On a busy day home with the kids, I saw a tweet float past my twitter feeds: “Dad-Mom Role Reversal- What happens when Dad stays home?” I thought it sounded good for Jason, who stays at home with the kids more often than I do, and forwarded it along to him without reading it. What I found out was that this article had deeply upset him. Instead of being a supportive article for working mothers about having dads stay home with the kids, it was a list of ways that dads don’t measure up to moms. Following this article, I ran across a slew of other articles that were different subjects but all had same same context: Dads just can’t cut it.

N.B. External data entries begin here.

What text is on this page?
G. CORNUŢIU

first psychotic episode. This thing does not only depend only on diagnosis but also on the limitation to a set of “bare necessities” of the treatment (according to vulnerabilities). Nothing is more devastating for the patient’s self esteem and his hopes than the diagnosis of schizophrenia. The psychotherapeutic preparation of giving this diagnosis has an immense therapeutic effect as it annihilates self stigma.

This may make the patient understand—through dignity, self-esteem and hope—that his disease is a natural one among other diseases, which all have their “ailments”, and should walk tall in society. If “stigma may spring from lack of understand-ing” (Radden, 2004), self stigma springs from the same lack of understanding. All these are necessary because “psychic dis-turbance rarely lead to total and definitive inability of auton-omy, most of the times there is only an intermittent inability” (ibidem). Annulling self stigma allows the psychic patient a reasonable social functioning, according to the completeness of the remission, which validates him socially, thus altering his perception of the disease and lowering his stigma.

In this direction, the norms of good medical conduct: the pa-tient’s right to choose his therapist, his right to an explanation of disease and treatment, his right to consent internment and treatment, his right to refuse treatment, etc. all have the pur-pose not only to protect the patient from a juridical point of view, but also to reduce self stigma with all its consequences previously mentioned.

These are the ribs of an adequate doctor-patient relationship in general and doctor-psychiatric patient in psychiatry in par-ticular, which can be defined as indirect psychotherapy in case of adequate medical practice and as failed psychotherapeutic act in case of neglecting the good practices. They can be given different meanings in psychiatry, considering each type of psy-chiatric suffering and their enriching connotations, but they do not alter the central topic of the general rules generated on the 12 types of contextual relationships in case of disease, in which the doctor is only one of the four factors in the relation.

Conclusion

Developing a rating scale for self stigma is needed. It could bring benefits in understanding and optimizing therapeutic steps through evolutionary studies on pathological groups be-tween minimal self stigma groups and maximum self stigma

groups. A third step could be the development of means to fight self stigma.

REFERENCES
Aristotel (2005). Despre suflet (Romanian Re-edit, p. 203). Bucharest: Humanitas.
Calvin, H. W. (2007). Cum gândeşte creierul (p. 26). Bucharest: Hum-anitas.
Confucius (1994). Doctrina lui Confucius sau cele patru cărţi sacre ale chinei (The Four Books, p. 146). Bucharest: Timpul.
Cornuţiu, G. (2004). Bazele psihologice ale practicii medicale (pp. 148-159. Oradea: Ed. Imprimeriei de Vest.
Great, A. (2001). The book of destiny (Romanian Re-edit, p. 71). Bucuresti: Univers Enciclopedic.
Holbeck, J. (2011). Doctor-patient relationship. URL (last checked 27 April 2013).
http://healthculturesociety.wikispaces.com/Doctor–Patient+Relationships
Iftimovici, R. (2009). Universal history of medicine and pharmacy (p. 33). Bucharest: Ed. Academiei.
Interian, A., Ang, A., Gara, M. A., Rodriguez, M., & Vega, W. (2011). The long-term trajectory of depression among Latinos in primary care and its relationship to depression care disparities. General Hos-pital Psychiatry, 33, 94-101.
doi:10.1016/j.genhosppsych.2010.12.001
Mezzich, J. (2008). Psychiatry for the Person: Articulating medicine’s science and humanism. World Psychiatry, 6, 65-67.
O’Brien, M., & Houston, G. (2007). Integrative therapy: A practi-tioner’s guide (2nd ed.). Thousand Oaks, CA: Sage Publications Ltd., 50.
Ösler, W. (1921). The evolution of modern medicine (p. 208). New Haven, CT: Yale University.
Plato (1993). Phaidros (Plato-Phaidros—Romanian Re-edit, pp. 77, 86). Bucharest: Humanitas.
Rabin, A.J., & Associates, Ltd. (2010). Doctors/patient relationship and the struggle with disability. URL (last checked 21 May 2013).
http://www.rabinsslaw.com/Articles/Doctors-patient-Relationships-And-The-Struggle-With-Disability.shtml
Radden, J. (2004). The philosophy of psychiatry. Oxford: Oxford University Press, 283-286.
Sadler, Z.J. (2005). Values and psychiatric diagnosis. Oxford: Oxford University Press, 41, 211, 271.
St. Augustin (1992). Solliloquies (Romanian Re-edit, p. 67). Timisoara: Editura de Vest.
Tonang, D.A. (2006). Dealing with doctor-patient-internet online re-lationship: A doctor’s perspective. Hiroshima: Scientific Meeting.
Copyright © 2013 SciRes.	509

The problem with these articles is that they measure dads against moms as if dads are just a substitute for when mom isn’t around. This hardly seems fair. We wouldn’t look down on a dad for not breastfeeding his child or a mom for not properly teaching her son to fish. So why would we look down on a dad for not being a mom?? Dads do not cease to be a man just because they’re home with the kids. And why treat men as though their value is diminished when they’re home supporting and nurturing the most important people in our lives: our children.

Years ago, Jason worked from home part time while the kids were in school. When the kids were off of school, he was there with them. Was the house absolutely spotless? Well, no. Did the boys always leave the house matching? Ha. Uh, no. (Seems my boys lack the “matching” gene.)

But the kitchen was always picked up and dinner was always made. The kids made it to soccer and baseball practice on time. Jason was involved with their sports and coached them on how to do better. Homework was always complete and the boys felt confident in their schooling. Their grades soared, they had less problems at school, and in the evenings, since a lot of this work was done ahead of time, I had time to sit and teach them German words and phrases.

Life was good. There was a sense of relaxation knowing that while not everything was done up to my Type A Mom standards, the big stuff, the stuff that mattered most to our family, was taken care of. And most importantly, the kids were happy.

Bringing a baby into the house puts a new spin on the home life. The learning curve and the stakes seems higher. But the nice part about being a new mom is that people understand when things aren’t under control. No one expects a clean house and dinner on the table when you’ve been home all day with an infant. How is that any different than when dad begins his journey of staying home with the kids?

Children are a whole new language (for both parents) and it takes an entire immersion into their world to fully understand how to keep their lives and the house under control. Maybe if we granted dads the compassion and understanding that we extend to new moms, we’d find that dads are just as capable of running the show. With a dash of fart jokes on the side.